Southeastern Europe, bordering the Adriatic Sea, between Bosnia and Herzegovina
Continental in the Northern Croatia
Mountainous in the Central Croatia
Mediterranean along the Adriatic Coast (average of 2600 sunny hours per year)
Geographically diverse; flat plains along Hungarian border, low mountains and highlands near Adriatic coastline and islands.
Croatia is a country rich in natural resources, navigable rivers abundant with fish, plants and rare animal species, oak forests and hot springs. The beauty of Slavonian breadbasket, the forests of Gorski kotar, the picturesque hills of Hrvatsko zagorje and the sun-drenched Adriatic beaches will surely attract those who value distinctiveness, variety and richness of nature.

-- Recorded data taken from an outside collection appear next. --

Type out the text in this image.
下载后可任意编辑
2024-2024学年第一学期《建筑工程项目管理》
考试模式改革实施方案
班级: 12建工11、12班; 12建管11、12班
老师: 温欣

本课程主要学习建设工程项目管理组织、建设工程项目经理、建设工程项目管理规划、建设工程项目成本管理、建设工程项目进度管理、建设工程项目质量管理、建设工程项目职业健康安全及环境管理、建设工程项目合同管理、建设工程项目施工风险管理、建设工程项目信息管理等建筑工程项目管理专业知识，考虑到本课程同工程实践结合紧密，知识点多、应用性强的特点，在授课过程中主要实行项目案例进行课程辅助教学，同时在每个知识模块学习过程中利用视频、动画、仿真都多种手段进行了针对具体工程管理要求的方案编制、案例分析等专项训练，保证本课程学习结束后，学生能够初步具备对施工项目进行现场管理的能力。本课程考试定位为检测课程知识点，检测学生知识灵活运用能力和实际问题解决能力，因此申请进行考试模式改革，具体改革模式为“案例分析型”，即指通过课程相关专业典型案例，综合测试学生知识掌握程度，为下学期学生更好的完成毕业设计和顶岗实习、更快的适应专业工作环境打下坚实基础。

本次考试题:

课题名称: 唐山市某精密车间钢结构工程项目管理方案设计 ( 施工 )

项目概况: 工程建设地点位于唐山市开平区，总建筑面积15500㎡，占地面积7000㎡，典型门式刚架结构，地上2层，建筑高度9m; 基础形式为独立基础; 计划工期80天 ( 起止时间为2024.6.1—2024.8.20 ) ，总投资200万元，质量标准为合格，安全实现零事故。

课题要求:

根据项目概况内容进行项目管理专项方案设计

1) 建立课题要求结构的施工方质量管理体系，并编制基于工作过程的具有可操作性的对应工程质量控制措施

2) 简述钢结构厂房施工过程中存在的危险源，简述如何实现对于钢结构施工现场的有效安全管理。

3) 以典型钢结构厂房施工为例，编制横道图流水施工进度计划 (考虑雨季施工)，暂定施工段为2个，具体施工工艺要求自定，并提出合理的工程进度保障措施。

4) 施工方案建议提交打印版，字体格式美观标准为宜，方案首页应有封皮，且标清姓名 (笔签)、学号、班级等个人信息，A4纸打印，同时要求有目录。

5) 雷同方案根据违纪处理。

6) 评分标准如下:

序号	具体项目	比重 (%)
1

There are several categories of protected areas in Croatia: Strict Reserves (2), National Parks (8), Nature Parks (10), Special reserves, Park Forests and others. Each of them is characterized by distinctive traits and some have become a part of our identity, a part of the total image of Croatia. The Plitvička jezera National Park has been entered into the World Natural Heritage Register compiled by UNESCO.
Dubrovnik is a city of exceptional history, and is a world renowned monument of heritage and beauty (registered among the UNESCO World Heritage Monuments). It is also one of the most attractive and famous cities on the Mediterranean.
Diocletian, the Roman Emperor, spent the final years of his life near Aspalathos in Dalmatia, where he was born. There he built a massive palace, the original architecture of which was altered over time, however, throughout the ages, the overall structure changed very little. Within the Roman walls, a city developed. Even today, the beauty of the palace peristyles, Diocletian’s mausoleum, the Temple of Jupiter, the colonnade along the streets, the early Christian churches, the Romantic houses, the gates by Andrija Buvina and the architectural works of Juraj Dalmatinac. This historical core of today’s Split was added to the UNESCO World Heritage list in 1979.